Patrick Yetman, a hockey coach and minority owner of the Bussey Arena, said there'll be no one on the ice again until staff figures out what went wrong.
"We're investigating the situation ourselves to take measures and reassurances for ourselves to make sure this incident doesn't happen again," he said.
"We're going to be reviewing everything and looking into things before we reopen."
Yetman said staff at the arena had been working on the Zamboni Friday while a game was being played, but weren't aware that the ice resurfacer was producing additional carbon monoxide.
"The Zamboni was in the Zamboni bay, which is kind of like a garage, and the outside door was open to prevent this from happening, but I guess somehow it did," he said.
There are carbon monoxide detectors in enclosed spaces, like mechanical rooms and the Zamboni bay, Yetman said, but the gas didn't reach those sensors.
He said it's a cause for concern, and hopes to find a way to detect or eliminate those emissions in the future.
"How do I know this can't happen with a combustible [engine] Zamboni at any time? We'll have to have more monitors in place throughout the arena itself, not just in the Zamboni and the mechanical room," he said.
"I would love to have an electric Zamboni to prevent this from happening again and to make sure the air quality is 100 per cent safe for kids. These Zambonis are $160,000, so we've got to look at ways to see if we can get this."
It's a major eye opener for myself and it was a scary situation … I want to make sure I have peace of mind when kids are going to the arena.- Patrick Yetman
Yetman said he has family and friends playing hockey in the arena and he wants to ensure everyone's safety.
"I'm there running my hockey program, I want to 100 per cent make sure for all kids there that it's safe and there's no hazard for anyone," he said.

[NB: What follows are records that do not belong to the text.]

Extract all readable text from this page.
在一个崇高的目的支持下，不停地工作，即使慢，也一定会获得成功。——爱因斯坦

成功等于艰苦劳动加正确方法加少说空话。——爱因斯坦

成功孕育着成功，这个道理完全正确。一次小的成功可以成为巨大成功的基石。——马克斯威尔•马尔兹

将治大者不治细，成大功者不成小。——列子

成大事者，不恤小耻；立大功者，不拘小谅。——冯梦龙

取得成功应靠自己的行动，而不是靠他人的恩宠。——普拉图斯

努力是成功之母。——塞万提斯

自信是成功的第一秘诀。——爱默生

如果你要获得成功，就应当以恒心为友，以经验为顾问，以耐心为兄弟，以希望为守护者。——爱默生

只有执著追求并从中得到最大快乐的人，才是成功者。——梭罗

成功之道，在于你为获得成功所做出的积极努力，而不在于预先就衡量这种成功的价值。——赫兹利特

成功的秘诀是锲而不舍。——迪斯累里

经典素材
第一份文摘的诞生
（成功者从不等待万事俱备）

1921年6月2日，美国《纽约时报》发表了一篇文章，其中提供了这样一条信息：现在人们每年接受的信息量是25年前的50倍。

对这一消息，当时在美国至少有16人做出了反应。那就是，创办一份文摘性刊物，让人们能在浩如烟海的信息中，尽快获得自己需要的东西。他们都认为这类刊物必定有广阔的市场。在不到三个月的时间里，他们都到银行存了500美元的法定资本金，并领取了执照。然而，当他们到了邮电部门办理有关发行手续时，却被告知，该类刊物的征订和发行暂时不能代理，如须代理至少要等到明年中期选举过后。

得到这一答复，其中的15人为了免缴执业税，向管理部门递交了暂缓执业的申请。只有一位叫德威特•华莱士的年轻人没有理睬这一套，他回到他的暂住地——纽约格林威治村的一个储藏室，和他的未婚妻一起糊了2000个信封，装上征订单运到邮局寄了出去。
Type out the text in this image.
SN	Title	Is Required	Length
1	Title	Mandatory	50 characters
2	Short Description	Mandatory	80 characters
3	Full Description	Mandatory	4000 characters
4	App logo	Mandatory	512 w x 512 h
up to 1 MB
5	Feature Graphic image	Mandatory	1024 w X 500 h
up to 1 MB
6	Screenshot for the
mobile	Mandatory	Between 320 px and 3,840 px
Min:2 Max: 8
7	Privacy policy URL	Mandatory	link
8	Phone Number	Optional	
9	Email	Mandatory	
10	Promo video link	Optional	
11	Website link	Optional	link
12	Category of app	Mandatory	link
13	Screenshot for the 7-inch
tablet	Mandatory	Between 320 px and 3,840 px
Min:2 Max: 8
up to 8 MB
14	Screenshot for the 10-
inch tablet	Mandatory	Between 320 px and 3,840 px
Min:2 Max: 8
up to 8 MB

"It's a major eye opener for myself and it was a scary situation … I want to make sure I have peace of mind when kids are going to the arena."
He said it's unknown when the arena will reopen, but it will likely take at least a few days to review the arena and make any necessary changes.
A spokesperson from Service NL told CBC News that the Occupational Health and Safety division of the provincial department conduct regular inspections at rinks for all safety hazards, including carbon monoxide detection and ventilation.
Incident resulted in code orange
Yetman credited HockeyNL for reaching out to teams involved and said those who needed medical care were able to get it.
"I think everybody who was in harm has been looked after."
Eastern Health said Saturday that 79 people sought medical attention for possible carbon monoxide exposure.
The incident resulted in a code orange alert at the three hospitals in St. John's. A code orange prepares hospital staff in the event of a disaster or other serious incident.
The health authority said it has activated its code orange plan at the Health Sciences Centre on two occasions since 2016.